بســـم الله الرحمن الرحيم

 

6.2

 

Ey Râfizî!

“Ali'nin imameti nass ile sabittir, icmaya ihtiyaç yoktur.” diyecek olursan, şöyle deriz:

İmaen veya sarahaten Ebubekir'in (r.a.) takdim edilmesiyle ilgili bir çok nasslar geçti. Ayrıca sahabilerin ona biat edip, onu Resulullah2ın (sallallahu aleyhi ve sellem) halifesi ismiyle tesmiyede icma etmeleri üstünlüğünün bir başka yönüdür. Ebubekir'in (r.a.) hilafeti hakkında yapılan tartışmalar iki yönlüdür.

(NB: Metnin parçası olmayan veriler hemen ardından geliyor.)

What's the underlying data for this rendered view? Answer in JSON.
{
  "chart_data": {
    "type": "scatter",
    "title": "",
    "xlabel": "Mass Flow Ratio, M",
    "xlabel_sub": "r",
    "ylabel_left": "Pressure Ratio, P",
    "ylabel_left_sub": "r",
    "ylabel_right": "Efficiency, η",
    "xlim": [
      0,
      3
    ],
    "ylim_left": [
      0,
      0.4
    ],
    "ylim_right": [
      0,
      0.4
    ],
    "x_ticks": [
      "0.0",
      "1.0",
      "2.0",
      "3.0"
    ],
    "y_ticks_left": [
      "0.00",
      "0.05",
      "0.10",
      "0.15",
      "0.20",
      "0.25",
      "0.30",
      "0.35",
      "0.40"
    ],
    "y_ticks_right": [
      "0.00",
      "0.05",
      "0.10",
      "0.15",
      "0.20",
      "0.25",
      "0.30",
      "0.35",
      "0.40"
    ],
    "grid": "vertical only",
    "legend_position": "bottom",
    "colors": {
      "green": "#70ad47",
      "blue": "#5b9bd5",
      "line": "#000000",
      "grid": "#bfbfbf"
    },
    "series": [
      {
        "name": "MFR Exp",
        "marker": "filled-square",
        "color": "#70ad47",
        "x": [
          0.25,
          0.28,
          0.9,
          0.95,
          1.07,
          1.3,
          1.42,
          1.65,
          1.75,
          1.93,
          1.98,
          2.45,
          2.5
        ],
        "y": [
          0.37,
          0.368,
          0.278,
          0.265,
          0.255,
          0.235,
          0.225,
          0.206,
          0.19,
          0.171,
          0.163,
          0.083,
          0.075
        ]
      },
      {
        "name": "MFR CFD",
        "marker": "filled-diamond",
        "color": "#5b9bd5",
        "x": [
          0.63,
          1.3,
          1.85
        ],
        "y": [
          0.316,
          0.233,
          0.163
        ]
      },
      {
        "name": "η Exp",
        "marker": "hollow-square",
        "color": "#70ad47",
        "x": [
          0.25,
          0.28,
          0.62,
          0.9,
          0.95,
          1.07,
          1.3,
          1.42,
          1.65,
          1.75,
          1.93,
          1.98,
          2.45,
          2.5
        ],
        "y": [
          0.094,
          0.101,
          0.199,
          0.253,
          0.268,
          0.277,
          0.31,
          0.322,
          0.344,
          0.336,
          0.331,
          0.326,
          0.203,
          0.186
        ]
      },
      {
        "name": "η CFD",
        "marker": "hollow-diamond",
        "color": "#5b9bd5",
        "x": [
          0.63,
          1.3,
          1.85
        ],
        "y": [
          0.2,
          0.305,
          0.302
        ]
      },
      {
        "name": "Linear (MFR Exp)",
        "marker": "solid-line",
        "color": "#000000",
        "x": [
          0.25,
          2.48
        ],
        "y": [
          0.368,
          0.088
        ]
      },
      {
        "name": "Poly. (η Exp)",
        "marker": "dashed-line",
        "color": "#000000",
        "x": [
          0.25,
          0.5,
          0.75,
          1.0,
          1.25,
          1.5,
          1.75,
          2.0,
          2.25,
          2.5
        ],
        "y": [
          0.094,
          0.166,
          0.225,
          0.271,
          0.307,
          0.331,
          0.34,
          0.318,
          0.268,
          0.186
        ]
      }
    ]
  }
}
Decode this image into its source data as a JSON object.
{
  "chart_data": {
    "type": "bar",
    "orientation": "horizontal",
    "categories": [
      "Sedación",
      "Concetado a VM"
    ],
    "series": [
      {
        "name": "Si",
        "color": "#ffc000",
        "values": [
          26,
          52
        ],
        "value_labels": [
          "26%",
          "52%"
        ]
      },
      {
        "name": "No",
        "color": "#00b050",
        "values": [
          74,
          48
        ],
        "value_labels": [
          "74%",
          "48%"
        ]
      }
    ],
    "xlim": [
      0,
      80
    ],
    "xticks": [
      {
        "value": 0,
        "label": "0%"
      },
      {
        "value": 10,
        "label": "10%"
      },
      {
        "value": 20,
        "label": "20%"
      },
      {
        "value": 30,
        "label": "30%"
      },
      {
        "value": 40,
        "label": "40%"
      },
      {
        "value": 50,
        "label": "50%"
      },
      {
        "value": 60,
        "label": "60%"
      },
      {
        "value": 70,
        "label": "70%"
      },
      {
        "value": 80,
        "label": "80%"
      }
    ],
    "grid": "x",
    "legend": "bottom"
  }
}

Birincisi, hilafetin fiilen gerçekleşip gerçekleşmediği;

İkincisi, gerçekleşmemişse onun hakkı olup olmadığı doğrultusundadır. Birinci yönü tevatürle sabittir. Yani bütün insanlar Resulullah'tan (sallallahu aleyhi ve sellem) sonra Ebubekir'in (r.a.) hilafeti yürüttüğü, Resulullah'ın (sallallahu aleyhi ve sellem) yerine geçtiği, onun yerinde ümmete halife olduğu, hadleri tatbik edip hukuku yerine getirdiği, kafirlere savaş açıp mürtedleri öldürdüğü, işleri ehline tevdi edip, malları taksim ettiği, imamın yapması gereken ne varsa onu yaptığı ve hakikaten ümmet arasında imameti ilk önce onun aldığı hususunda ittifak etmişlerdir.

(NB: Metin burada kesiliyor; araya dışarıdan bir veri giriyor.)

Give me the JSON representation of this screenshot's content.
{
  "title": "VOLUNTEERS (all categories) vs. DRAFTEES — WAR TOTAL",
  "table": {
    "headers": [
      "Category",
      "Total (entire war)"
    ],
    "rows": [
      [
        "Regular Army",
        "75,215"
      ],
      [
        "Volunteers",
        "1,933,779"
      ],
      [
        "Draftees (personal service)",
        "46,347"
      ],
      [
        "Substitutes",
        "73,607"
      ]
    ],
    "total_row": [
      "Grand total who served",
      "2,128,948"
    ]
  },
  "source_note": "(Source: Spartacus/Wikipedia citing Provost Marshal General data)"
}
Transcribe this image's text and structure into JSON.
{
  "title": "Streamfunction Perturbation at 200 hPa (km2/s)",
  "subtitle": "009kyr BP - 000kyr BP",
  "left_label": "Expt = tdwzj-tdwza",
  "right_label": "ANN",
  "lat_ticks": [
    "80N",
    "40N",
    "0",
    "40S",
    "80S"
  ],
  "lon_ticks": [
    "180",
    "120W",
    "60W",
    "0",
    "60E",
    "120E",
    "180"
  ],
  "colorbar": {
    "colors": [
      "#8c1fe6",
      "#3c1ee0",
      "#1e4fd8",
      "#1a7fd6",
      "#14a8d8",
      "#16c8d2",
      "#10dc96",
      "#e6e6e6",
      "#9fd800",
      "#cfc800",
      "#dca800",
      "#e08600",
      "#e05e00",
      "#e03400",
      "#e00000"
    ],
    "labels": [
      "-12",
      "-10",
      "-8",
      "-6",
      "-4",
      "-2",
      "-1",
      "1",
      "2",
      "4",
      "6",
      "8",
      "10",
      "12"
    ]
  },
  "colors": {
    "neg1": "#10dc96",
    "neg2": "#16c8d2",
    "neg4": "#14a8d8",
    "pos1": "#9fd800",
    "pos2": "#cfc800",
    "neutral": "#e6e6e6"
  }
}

Meselenin ikinci cihetine gelince, yani, Ebubekir'in (r.a.) hilafete layık olduğu hususunda icmadan başka birçok nakli deliller de vardır. Ali'nin (r.a.) hilâfete lâyık olduğunu ispatlayacak bir yol varsa, mutlaka aynı yolla Ebubekir'in (r.a.), Ali ve başkasından hilafete daha layık olduğunu yine daha güzel bir şekilde ispatlamak mümkündür. Böyle olunca her iki halde de Ebubekir'in (r.a.) hilafeti üstlendiğine ve ona layık olduğuna dair icmaya da ihtiyaç kalmaz. Ama yine de icmanın meydana geldiğini söyleyebiliriz.